Although there is evidence for involvement of common mechanisms in the neuroplastic changes induced by NBS and motor learning, the results of this study suggest (1) the mechanisms mediating TBS-, PAS-, and MT-induced plasticity may only partially overlap, and (2) additional factors, including large intra and inter-subject
response variability, may make the demonstration selleck chemical of associations between neuroplastic responses to the various protocols difficult. (C) 2013 Elsevier Ireland Ltd. All rights reserved.”
“Background. Neuroimaging studies suggest that the prefrontal coltex (PFC) is involved in the pathophysiology of major depression Repetitive transcranial magnetic stimulation (rTMS) as an antidepressant intervention has increasingly been investigated in the last two decades In this study metabolic changes within PFC of severely depressed patients before and after rTMS were evaluated by proton magnetic resonance spectroscopy (1H-MRS)
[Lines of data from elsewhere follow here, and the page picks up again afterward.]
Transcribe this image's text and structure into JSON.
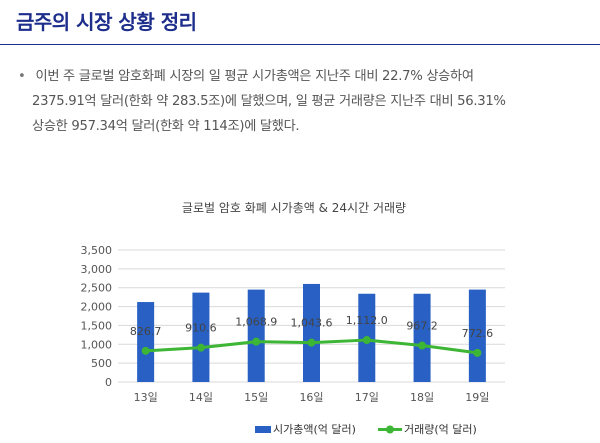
{
  "page": {
    "title": "금주의 시장 상황 정리",
    "bullet": "•",
    "summary_lines": [
      "이번 주 글로벌 암호화폐 시장의 일 평균 시가총액은 지난주 대비 22.7% 상승하여",
      "2375.91억 달러(한화 약 283.5조)에 달했으며, 일 평균 거래량은 지난주 대비 56.31%",
      "상승한 957.34억 달러(한화 약 114조)에 달했다."
    ]
  },
  "chart_data": {
    "type": "bar",
    "title": "글로벌 암호 화폐 시가총액 & 24시간 거래량",
    "categories": [
      "13일",
      "14일",
      "15일",
      "16일",
      "17일",
      "18일",
      "19일"
    ],
    "ylim": [
      0,
      3500
    ],
    "yticks": [
      0,
      500,
      1000,
      1500,
      2000,
      2500,
      3000,
      3500
    ],
    "ytick_labels": [
      "0",
      "500",
      "1,000",
      "1,500",
      "2,000",
      "2,500",
      "3,000",
      "3,500"
    ],
    "grid": true,
    "legend_position": "bottom",
    "series": [
      {
        "name": "시가총액(억 달러)",
        "type": "bar",
        "color": "#2860c4",
        "values": [
          2120,
          2370,
          2450,
          2600,
          2340,
          2340,
          2450
        ]
      },
      {
        "name": "거래량(억 달러)",
        "type": "line",
        "color": "#3db535",
        "values": [
          826.7,
          910.6,
          1068.9,
          1043.6,
          1112.0,
          967.2,
          772.6
        ],
        "labels": [
          "826.7",
          "910.6",
          "1,068.9",
          "1,043.6",
          "1,112.0",
          "967.2",
          "772.6"
        ]
      }
    ]
  }
}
Method Thirty-four young depressed patients with
treatment-resistant unipolar depression were enrolled in a double-blind, randomized study active ((n = 19) vs sham(n = Flavopiridol manufacturer 15)). and the PFC was investigated before and after high-frequency (15 Hz) rTMS using 3-tesla proton magnetic resonance spectroscopy Response was defined as a 50% reduction of the Hamilton depression rating scale. The results were compared with 28 age- and gender-matched healthy controls.
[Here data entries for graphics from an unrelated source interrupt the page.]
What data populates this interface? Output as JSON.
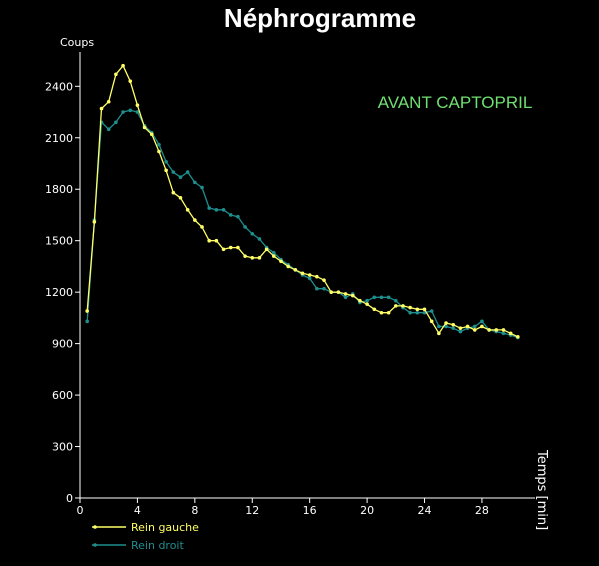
{
  "chart_data": {
    "type": "line",
    "title": "Néphrogramme",
    "annotation": "AVANT CAPTOPRIL",
    "xlabel": "Temps [min]",
    "ylabel": "Coups",
    "xlim": [
      0,
      31
    ],
    "ylim": [
      0,
      2600
    ],
    "xticks": [
      "0",
      "4",
      "8",
      "12",
      "16",
      "20",
      "24",
      "28"
    ],
    "yticks": [
      "0",
      "300",
      "600",
      "900",
      "1200",
      "1500",
      "1800",
      "2100",
      "2400"
    ],
    "grid": false,
    "legend": "bottom-left",
    "series": [
      {
        "name": "Rein gauche",
        "color": "#ffff66",
        "x": [
          0.5,
          1.0,
          1.5,
          2.0,
          2.5,
          3.0,
          3.5,
          4.0,
          4.5,
          5.0,
          5.5,
          6.0,
          6.5,
          7.0,
          7.5,
          8.0,
          8.5,
          9.0,
          9.5,
          10.0,
          10.5,
          11.0,
          11.5,
          12.0,
          12.5,
          13.0,
          13.5,
          14.0,
          14.5,
          15.0,
          15.5,
          16.0,
          16.5,
          17.0,
          17.5,
          18.0,
          18.5,
          19.0,
          19.5,
          20.0,
          20.5,
          21.0,
          21.5,
          22.0,
          22.5,
          23.0,
          23.5,
          24.0,
          24.5,
          25.0,
          25.5,
          26.0,
          26.5,
          27.0,
          27.5,
          28.0,
          28.5,
          29.0,
          29.5,
          30.0,
          30.5
        ],
        "y": [
          1090,
          1610,
          2270,
          2310,
          2470,
          2520,
          2430,
          2290,
          2160,
          2120,
          2020,
          1910,
          1780,
          1750,
          1680,
          1620,
          1580,
          1500,
          1500,
          1450,
          1460,
          1460,
          1410,
          1400,
          1400,
          1450,
          1410,
          1380,
          1350,
          1330,
          1310,
          1300,
          1290,
          1270,
          1200,
          1200,
          1190,
          1180,
          1150,
          1130,
          1100,
          1080,
          1080,
          1120,
          1120,
          1110,
          1100,
          1100,
          1030,
          960,
          1020,
          1010,
          990,
          1000,
          980,
          1000,
          980,
          980,
          980,
          960,
          940
        ]
      },
      {
        "name": "Rein droit",
        "color": "#1f8e8e",
        "x": [
          0.5,
          1.0,
          1.5,
          2.0,
          2.5,
          3.0,
          3.5,
          4.0,
          4.5,
          5.0,
          5.5,
          6.0,
          6.5,
          7.0,
          7.5,
          8.0,
          8.5,
          9.0,
          9.5,
          10.0,
          10.5,
          11.0,
          11.5,
          12.0,
          12.5,
          13.0,
          13.5,
          14.0,
          14.5,
          15.0,
          15.5,
          16.0,
          16.5,
          17.0,
          17.5,
          18.0,
          18.5,
          19.0,
          19.5,
          20.0,
          20.5,
          21.0,
          21.5,
          22.0,
          22.5,
          23.0,
          23.5,
          24.0,
          24.5,
          25.0,
          25.5,
          26.0,
          26.5,
          27.0,
          27.5,
          28.0,
          28.5,
          29.0,
          29.5,
          30.0,
          30.5
        ],
        "y": [
          1030,
          1620,
          2190,
          2150,
          2190,
          2250,
          2260,
          2250,
          2170,
          2130,
          2060,
          1960,
          1900,
          1870,
          1900,
          1840,
          1810,
          1690,
          1680,
          1680,
          1650,
          1640,
          1580,
          1540,
          1510,
          1460,
          1430,
          1390,
          1360,
          1330,
          1300,
          1280,
          1220,
          1220,
          1200,
          1200,
          1170,
          1190,
          1140,
          1150,
          1170,
          1170,
          1170,
          1150,
          1110,
          1080,
          1080,
          1080,
          1090,
          1000,
          1000,
          990,
          970,
          990,
          1000,
          1030,
          980,
          970,
          960,
          950,
          935
        ]
      }
    ]
  }
}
Results In depressive patients a significant reduction in myo-inositol (m-Ino) was observed pre-rTMS (p<0.001) After successful treatment, m-Ino increased significantly in left PFC and the levels no longer differed from those of age-matched controls In addition to a positive correlation between clinical improvement and an increment in m-Ino ratio, a correlation between clinical improvement
PD-1/PD-L1 Inhibitor 3 and early age onset was observed
Conclusions. Our results support the notion that major depressive disorder is accompanied by state-dependent metabolic alterations, especially in myo-inositol metabolism, which can be partly reversed by successful rTMS. (C) 2010 Elsevier Inc All rights reserved.”
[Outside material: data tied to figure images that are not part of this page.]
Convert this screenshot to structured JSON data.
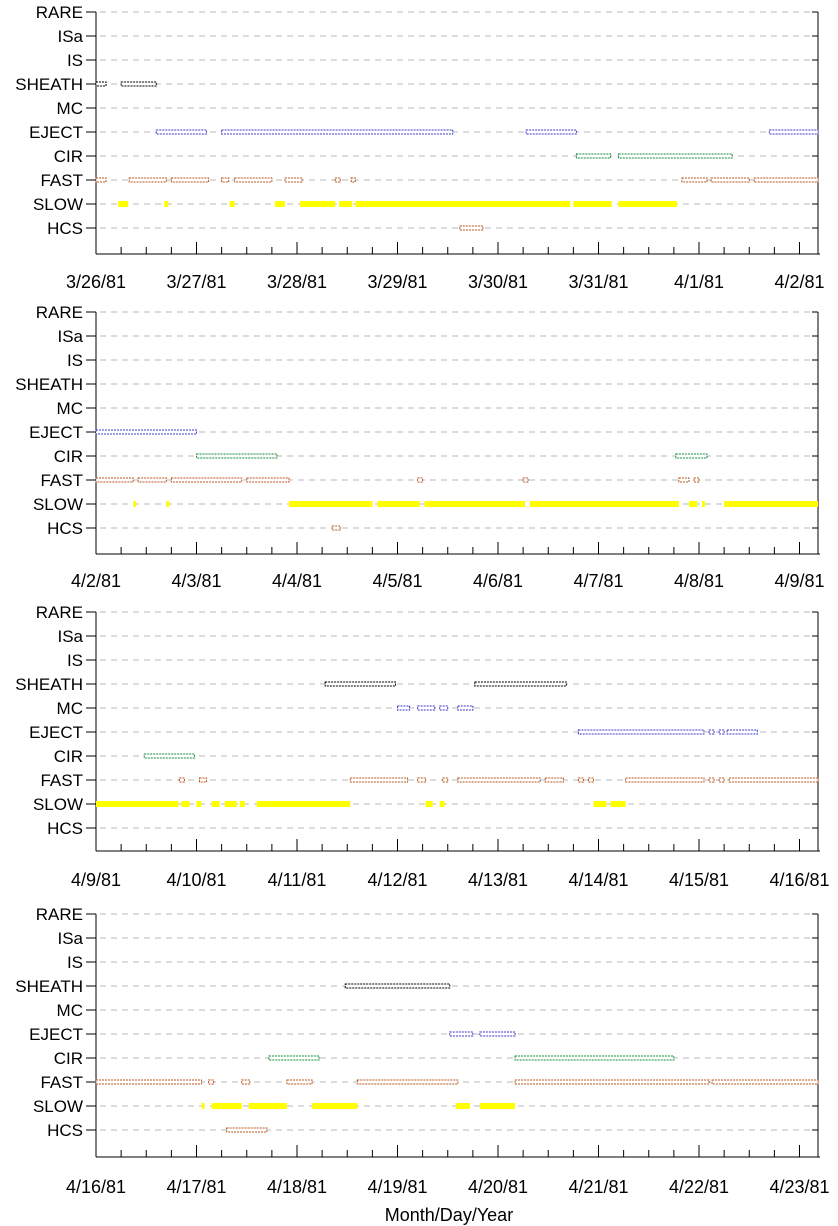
{
  "chart_data": {
    "type": "timeline",
    "xlabel": "Month/Day/Year",
    "categories": [
      "RARE",
      "ISa",
      "IS",
      "SHEATH",
      "MC",
      "EJECT",
      "CIR",
      "FAST",
      "SLOW",
      "HCS"
    ],
    "colors": {
      "SHEATH": "#000000",
      "MC": "#3b3bc8",
      "EJECT": "#3b3bc8",
      "CIR": "#128a3a",
      "FAST": "#b8551e",
      "SLOW": "#ffff00",
      "HCS": "#b8551e",
      "grid": "#b8b8b8"
    },
    "panels": [
      {
        "x_ticks": [
          "3/26/81",
          "3/27/81",
          "3/28/81",
          "3/29/81",
          "3/30/81",
          "3/31/81",
          "4/1/81",
          "4/2/81"
        ],
        "xlim": [
          0,
          7
        ],
        "series": [
          {
            "category": "SHEATH",
            "intervals": [
              [
                0.0,
                0.1
              ],
              [
                0.25,
                0.6
              ]
            ]
          },
          {
            "category": "EJECT",
            "intervals": [
              [
                0.6,
                1.1
              ],
              [
                1.25,
                3.55
              ],
              [
                4.28,
                4.78
              ],
              [
                6.7,
                7.2
              ]
            ]
          },
          {
            "category": "CIR",
            "intervals": [
              [
                4.78,
                5.12
              ],
              [
                5.2,
                6.33
              ]
            ]
          },
          {
            "category": "FAST",
            "intervals": [
              [
                0.0,
                0.1
              ],
              [
                0.33,
                0.7
              ],
              [
                0.75,
                1.12
              ],
              [
                1.25,
                1.32
              ],
              [
                1.38,
                1.75
              ],
              [
                1.88,
                2.05
              ],
              [
                2.38,
                2.43
              ],
              [
                2.54,
                2.58
              ],
              [
                5.83,
                6.08
              ],
              [
                6.12,
                6.5
              ],
              [
                6.55,
                7.2
              ]
            ]
          },
          {
            "category": "SLOW",
            "intervals": [
              [
                0.22,
                0.32
              ],
              [
                0.68,
                0.72
              ],
              [
                1.33,
                1.38
              ],
              [
                1.78,
                1.88
              ],
              [
                2.03,
                2.38
              ],
              [
                2.42,
                2.55
              ],
              [
                2.58,
                4.72
              ],
              [
                4.75,
                5.13
              ],
              [
                5.2,
                5.78
              ]
            ]
          },
          {
            "category": "HCS",
            "intervals": [
              [
                3.62,
                3.85
              ]
            ]
          }
        ]
      },
      {
        "x_ticks": [
          "4/2/81",
          "4/3/81",
          "4/4/81",
          "4/5/81",
          "4/6/81",
          "4/7/81",
          "4/8/81",
          "4/9/81"
        ],
        "xlim": [
          0,
          7
        ],
        "series": [
          {
            "category": "EJECT",
            "intervals": [
              [
                0.0,
                1.0
              ]
            ]
          },
          {
            "category": "CIR",
            "intervals": [
              [
                1.0,
                1.8
              ],
              [
                5.77,
                6.08
              ]
            ]
          },
          {
            "category": "FAST",
            "intervals": [
              [
                0.0,
                0.37
              ],
              [
                0.42,
                0.7
              ],
              [
                0.75,
                1.45
              ],
              [
                1.5,
                1.92
              ],
              [
                3.2,
                3.25
              ],
              [
                4.25,
                4.3
              ],
              [
                5.8,
                5.9
              ],
              [
                5.95,
                6.0
              ]
            ]
          },
          {
            "category": "SLOW",
            "intervals": [
              [
                0.37,
                0.4
              ],
              [
                0.7,
                0.73
              ],
              [
                1.92,
                2.75
              ],
              [
                2.8,
                3.22
              ],
              [
                3.27,
                4.27
              ],
              [
                4.32,
                5.8
              ],
              [
                5.9,
                5.98
              ],
              [
                6.03,
                6.05
              ],
              [
                6.25,
                7.2
              ]
            ]
          },
          {
            "category": "HCS",
            "intervals": [
              [
                2.35,
                2.43
              ]
            ]
          }
        ]
      },
      {
        "x_ticks": [
          "4/9/81",
          "4/10/81",
          "4/11/81",
          "4/12/81",
          "4/13/81",
          "4/14/81",
          "4/15/81",
          "4/16/81"
        ],
        "xlim": [
          0,
          7
        ],
        "series": [
          {
            "category": "SHEATH",
            "intervals": [
              [
                2.28,
                2.98
              ],
              [
                3.77,
                4.68
              ]
            ]
          },
          {
            "category": "MC",
            "intervals": [
              [
                3.0,
                3.12
              ],
              [
                3.2,
                3.37
              ],
              [
                3.42,
                3.5
              ],
              [
                3.6,
                3.75
              ]
            ]
          },
          {
            "category": "EJECT",
            "intervals": [
              [
                4.8,
                6.05
              ],
              [
                6.1,
                6.15
              ],
              [
                6.2,
                6.25
              ],
              [
                6.28,
                6.58
              ]
            ]
          },
          {
            "category": "CIR",
            "intervals": [
              [
                0.48,
                0.98
              ]
            ]
          },
          {
            "category": "FAST",
            "intervals": [
              [
                0.83,
                0.88
              ],
              [
                1.03,
                1.1
              ],
              [
                2.53,
                3.1
              ],
              [
                3.2,
                3.28
              ],
              [
                3.45,
                3.5
              ],
              [
                3.6,
                4.42
              ],
              [
                4.47,
                4.65
              ],
              [
                4.8,
                4.85
              ],
              [
                4.9,
                4.95
              ],
              [
                5.27,
                6.05
              ],
              [
                6.1,
                6.15
              ],
              [
                6.2,
                6.25
              ],
              [
                6.3,
                7.2
              ]
            ]
          },
          {
            "category": "SLOW",
            "intervals": [
              [
                0.0,
                0.82
              ],
              [
                0.85,
                0.93
              ],
              [
                1.0,
                1.05
              ],
              [
                1.15,
                1.23
              ],
              [
                1.28,
                1.4
              ],
              [
                1.43,
                1.48
              ],
              [
                1.6,
                2.53
              ],
              [
                3.28,
                3.35
              ],
              [
                3.42,
                3.47
              ],
              [
                4.95,
                5.08
              ],
              [
                5.12,
                5.27
              ]
            ]
          }
        ]
      },
      {
        "x_ticks": [
          "4/16/81",
          "4/17/81",
          "4/18/81",
          "4/19/81",
          "4/20/81",
          "4/21/81",
          "4/22/81",
          "4/23/81"
        ],
        "xlim": [
          0,
          7
        ],
        "series": [
          {
            "category": "SHEATH",
            "intervals": [
              [
                2.48,
                3.52
              ]
            ]
          },
          {
            "category": "EJECT",
            "intervals": [
              [
                3.52,
                3.75
              ],
              [
                3.82,
                4.17
              ]
            ]
          },
          {
            "category": "CIR",
            "intervals": [
              [
                1.72,
                2.22
              ],
              [
                4.17,
                5.75
              ]
            ]
          },
          {
            "category": "FAST",
            "intervals": [
              [
                0.0,
                1.05
              ],
              [
                1.12,
                1.17
              ],
              [
                1.45,
                1.53
              ],
              [
                1.9,
                2.15
              ],
              [
                2.6,
                3.6
              ],
              [
                4.17,
                6.1
              ],
              [
                6.13,
                7.2
              ]
            ]
          },
          {
            "category": "SLOW",
            "intervals": [
              [
                1.05,
                1.08
              ],
              [
                1.15,
                1.45
              ],
              [
                1.52,
                1.9
              ],
              [
                2.15,
                2.6
              ],
              [
                3.58,
                3.72
              ],
              [
                3.82,
                4.17
              ]
            ]
          },
          {
            "category": "HCS",
            "intervals": [
              [
                1.3,
                1.7
              ]
            ]
          }
        ]
      }
    ]
  }
}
“The spinal cord dorsal horn is an important action site for morphine analgesia. Wide-dynamic range (WDR) neurons in the dorsal horn are essential to spinal pain transmission and show increased excitability after repetitive noxious drive (windup). In light of differences in mu-opioid receptor distribution and neurophysiological properties of WDR neurons between deep and superficial dorsal horn, we recorded extracellular single-unit activity of WDR neurons from deep (350-700 mu m) and superficial (<350 mu m) dorsal horn in C57BL/6 mice and compared their responses to spinal superfusion of morphine (0.5 mM, 30 mu l) and naloxone (1 mM, 30 mu l). The windup level to repetitive electrical stimulation of 1.0 Hz (16 pulses, suprathreshold for C-fiber activation, 2.